EX PRIEST TOBIN - Phillip Seymour Hoffman
Yeah yeah, I know everyone has a boner for the 'Hoff these days, but he pretty much already played this role in Cold Mountain.
THE IDIOT - Jack Black
I fucking hate Jack Black. Nothing would make me happier than to see him naked in a cage covered in his own shit... Goddammit, look at that asshole.
Posted by Jon at 2:41 PM
Wednesday, November 12, 2008
I've been completely ob-fucking-sessed with Fallout 3 the last week. I have to quickly admit that this is my first experience with the sandbox/RPG like Oblivion and shit, so pardon the n00bile over enthusiasm, but the game is a fucking gem and I can't recommend it enough.
The biggest compliment I can pay to the game is the sheer freedom it allows one to be a complete and utter asshole to the virtual world as you progress through the game. I started the game with the goal of being an evil motherfucker, because I figure if they'll allow it, why not push the envelope and see how far you can go? Well, you can go far. Far enough that I actually occasionally feel real world guilt at some of the actions I am responsible for in fake video game land, and this is the kind of experience that truly makes games art: When they can reach out of the screen and really cause one to emote.
In the last week there have been a number of poignantly, excessively awesome experiences that need to be dished right goddamn now. Here are a few.
ahem... spoilers n' shit...
My first foray into the town of Megaton was a chaotic stroll along the salty brine of the devil's colon. Long story short, you show up to town, the sheriff tries to intimidate you into following their rules, you meet a guy who wants to pay you to arm the benign nuclear bomb in the middle of town, and are then left to explore. I got about as far as the place where you sleep with the hooker when I decided I needed to start flexing my evil bone and see what kind of shit you could get away with. I found myself alone with a friendly AI in a motorcycle helmet in a secluded room of the commons. Entering the crouch, slash, sneak position, I attempted a feeble level 2 pickpocket and of course failed. The "man" freaked out and began to run away, at which point I beat him to death with a baseball bat and looted the items I had sought to procure in the first place. Much to my shagrin, the local security was on my ass and chased me out of town. With bullets. So I followed through on the "blow up the town quest" and about 30 minutes later I was safely on the balcony of Ten Penny Tower watching the town that had dealt me so sourly go up in a mushroom cloud. Catch me pickpocketing? I kill you dead. Chase me out of town? I vaporize all you fuckers!
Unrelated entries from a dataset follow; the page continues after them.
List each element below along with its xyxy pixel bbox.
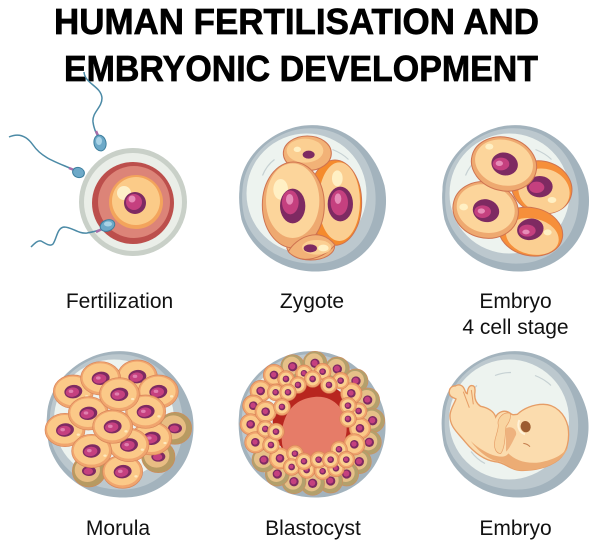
- panel: embryo 4 cell stage: [442, 125, 589, 339]
- panel: fertilization: [9, 72, 187, 313]
- icon: sperm left: [9, 135, 86, 179]
- illustration: blastocyst cavity and cells: [240, 351, 385, 495]
- panel: morula: [45, 351, 194, 540]
- label: Blastocyst: Blastocyst: [265, 517, 361, 540]
- label: Morula: Morula: [86, 517, 150, 540]
- illustration: morula shell: [47, 351, 194, 498]
- icon: sperm top: [84, 72, 108, 152]
- illustration: zygote shell: [239, 125, 386, 272]
- title: EMBRYONIC DEVELOPMENT: [64, 48, 538, 89]
- illustration: fetus: [449, 385, 569, 470]
- label: Zygote: Zygote: [280, 290, 344, 313]
- illustration: four cells: [447, 130, 579, 262]
- illustration: blastocyst shell: [239, 351, 386, 498]
- illustration: egg cell: [79, 148, 187, 256]
- icon: sperm bottom: [31, 218, 117, 247]
- panel: blastocyst: [239, 351, 386, 540]
- label: Embryo 4 cell stage: 4 cell stage: [462, 316, 569, 339]
- illustration: zygote cells: [262, 136, 362, 260]
- illustration: embryo shell: [442, 351, 589, 498]
- label: Embryo: Embryo: [479, 517, 552, 540]
- illustration: morula cells: [45, 360, 192, 488]
- label: Fertilization: Fertilization: [66, 290, 173, 313]
- panel: embryo: [442, 351, 589, 540]
- panel: zygote: [239, 125, 386, 313]
- title: [54, 1, 539, 89]
- illustration: embryo shell: [442, 125, 589, 272]
- label: Embryo 4 cell stage: [462, 290, 569, 339]
- title: HUMAN FERTILISATION AND: [54, 1, 539, 42]
- label: Embryo 4 cell stage: Embryo: [479, 290, 552, 313]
Later on, I'm doing this weird side quest that involves mutated fire ants that spit flame thrower style flames at you and are a huge pain in the ass. So there's a doctor who has genetically altered these ants and accidentally turned them into giant, flame spitting bitches that need to be effing annihilated. The doctor implores you to only kill the soldiers and let the queen live so he can continue his research, promising you riches AND a shot that will boost one of your stats (that's a big deal if you haven't played RPGs before). So I agree, complete the quest to the T and return to the good doctor with his nasty soldier ants bubbling piles of guts and the bloated queen still rummaging around her ant hole. The doctor thanks me, rewards me, gives me my stat boost, and then goes on his way to continue his research. Right as he turns around BOOM I blow his head off with a pistol, loot the corpse, and head back into the ant cave to kill the queen and suck up the experience points like nectar, reaping all the benefits of completing the "good quest", but still getting the material rewards of stealing his belongings and raking up the ant queen experience.
All I can say is: Thank you, Bethesda. Thank you for not only allowing us to explore the darker side of sand box gaming, but actually facilitating the fun with a unique experience that only dick-ish players are privvy to. For me this is an easy "Game of the Year".